Мы с вами сегодня завершаем наше подробнейшее исследование этого небольшого, но такого ёмкого фрагмента, но отнюдь не завершаем самого процесса чтения и осмысления великого романа. Впереди нас ждут новые, не менее сложные и увлекательные эпизоды, новые неожиданные встречи с уже знакомыми и ещё незнакомыми героями, новые, ещё более удивительные художественные открытия. И каждый раз, по прошествии времени, возвращаясь к уже, казалось бы, хорошо знакомым, прочитанным страницам, мы неизбежно будем находить в них всё новые, ранее не замеченные грани и глубины. Ибо настоящая, подлинная литература, как, впрочем, и сама бесконечная, неисчерпаемая жизнь, никогда не может быть познана до конца и навсегда. Сегодняшний наш разговор — лишь первый шаг в этом бесконечном путешествии, лишь прикосновение к поверхности того бездонного океана смыслов, который представляет собой роман «Улисс». Но этот первый шаг был важен, потому что он задал направление, он научил нас видеть и слышать то, что скрыто от поверхностного взгляда.

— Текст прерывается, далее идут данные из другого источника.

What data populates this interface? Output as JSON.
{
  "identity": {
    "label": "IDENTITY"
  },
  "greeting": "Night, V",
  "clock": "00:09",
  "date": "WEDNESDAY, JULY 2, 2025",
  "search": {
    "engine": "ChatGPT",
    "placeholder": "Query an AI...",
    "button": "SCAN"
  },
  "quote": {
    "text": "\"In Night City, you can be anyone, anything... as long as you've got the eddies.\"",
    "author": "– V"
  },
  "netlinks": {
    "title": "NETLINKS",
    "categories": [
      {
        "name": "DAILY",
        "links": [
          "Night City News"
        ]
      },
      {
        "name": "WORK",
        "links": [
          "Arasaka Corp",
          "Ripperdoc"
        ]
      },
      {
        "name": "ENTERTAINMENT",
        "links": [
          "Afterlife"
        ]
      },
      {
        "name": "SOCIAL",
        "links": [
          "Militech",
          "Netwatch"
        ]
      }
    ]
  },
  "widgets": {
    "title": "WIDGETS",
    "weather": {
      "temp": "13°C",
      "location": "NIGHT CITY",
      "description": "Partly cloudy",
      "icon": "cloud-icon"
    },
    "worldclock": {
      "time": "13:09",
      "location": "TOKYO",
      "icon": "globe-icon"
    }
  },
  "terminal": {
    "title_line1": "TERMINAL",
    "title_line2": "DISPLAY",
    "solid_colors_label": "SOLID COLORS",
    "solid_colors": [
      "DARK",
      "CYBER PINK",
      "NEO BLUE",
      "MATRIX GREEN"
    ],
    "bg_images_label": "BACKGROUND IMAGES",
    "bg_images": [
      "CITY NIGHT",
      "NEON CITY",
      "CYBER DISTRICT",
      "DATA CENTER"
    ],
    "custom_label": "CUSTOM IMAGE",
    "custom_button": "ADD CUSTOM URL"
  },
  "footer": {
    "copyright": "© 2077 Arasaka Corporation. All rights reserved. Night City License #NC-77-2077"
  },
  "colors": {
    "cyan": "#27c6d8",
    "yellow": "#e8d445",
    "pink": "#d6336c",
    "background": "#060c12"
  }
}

Теперь мы вооружены методом медленного, вдумчивого чтения, и этот метод позволит нам проникнуть в самые глубокие, самые потаённые уголки этого удивительного текста. Путешествие только начинается, и оно обещает быть долгим и захватывающим. И каждый новый шаг будет открывать перед нами новые горизонты, новые смыслы, новые загадки. В этом и заключается главное очарование великой литературы — она никогда не кончается, она всегда остаётся с нами, готовая открыть нам свои тайны, когда мы будем к этому готовы. Джойс ждёт нас. И его книга — это бесконечный диалог, в котором мы можем участвовать всю жизнь.